Jodoh Impian
Andai kamu bisa memilih jodoh
impianmu semudah membalikkan telapak tangan, sosok seperti apa yang akan kamu
pilih? Tampan, anak tunggal dari keluarga kaya, sabar, punya hobi yang sama?
Atau apa? Bersyukurlah yang banyak, kalau jodohmu nanti sama persis dengan apa
yang kamu impikan atau paling tidak, hampir mirip. Sungguh, bukankah itu menyenangkan
dan semacam berhasil menggapai cita-cita ingin jadi dokter ala anak kecil?
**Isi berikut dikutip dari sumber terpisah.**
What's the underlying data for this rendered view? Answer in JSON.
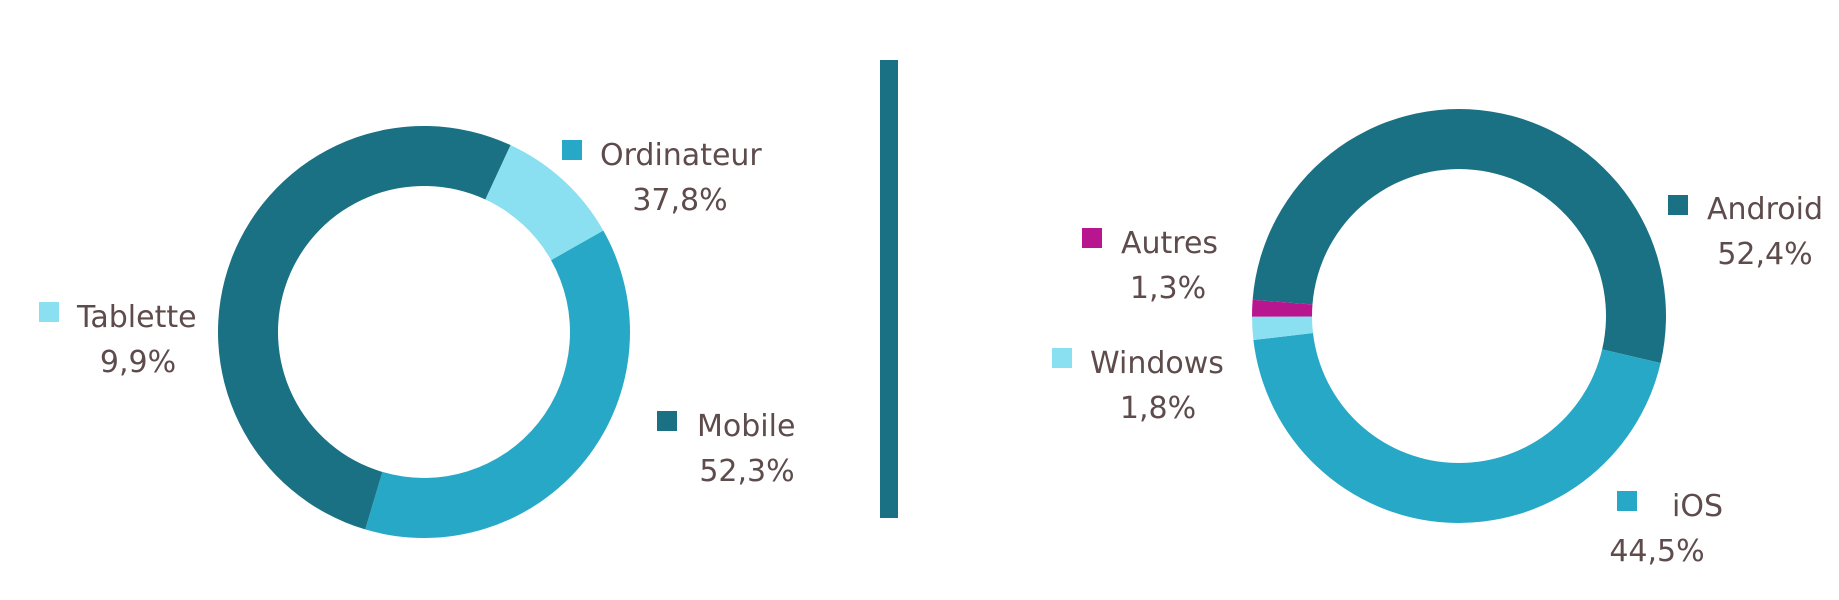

Versi Maura, sahabatku di kampus,
“Mana ada jodoh impian? Mimpi! Yang ada, semakin kita berharap jodoh kita
seperti apa, nantinya pasti ketemu sama yang enggak sesuai harapan. Bisa jadi
malah berbanding terbalik atau seenggaknya, cuma mirip satu atau dua hal aja”.
Apapun kata Maura tapi bagiku,
jodoh impian itu seperti Bintang, seorang laki-laki yang aku temui ketika kami
sama-sama mengambil mata kuliah Aspek Hukum Praktek Perbankan. Sosok hitam
manis yang kalem juga tidak membosankan, berkacamata dengan pemilihan frame
yang tepat tapi gagal menyembunyikan tatapan matanya yang tajam (dan akhirnya membuatku
semakin terpesona), senyum menawan, walaupun sedikit pendiam.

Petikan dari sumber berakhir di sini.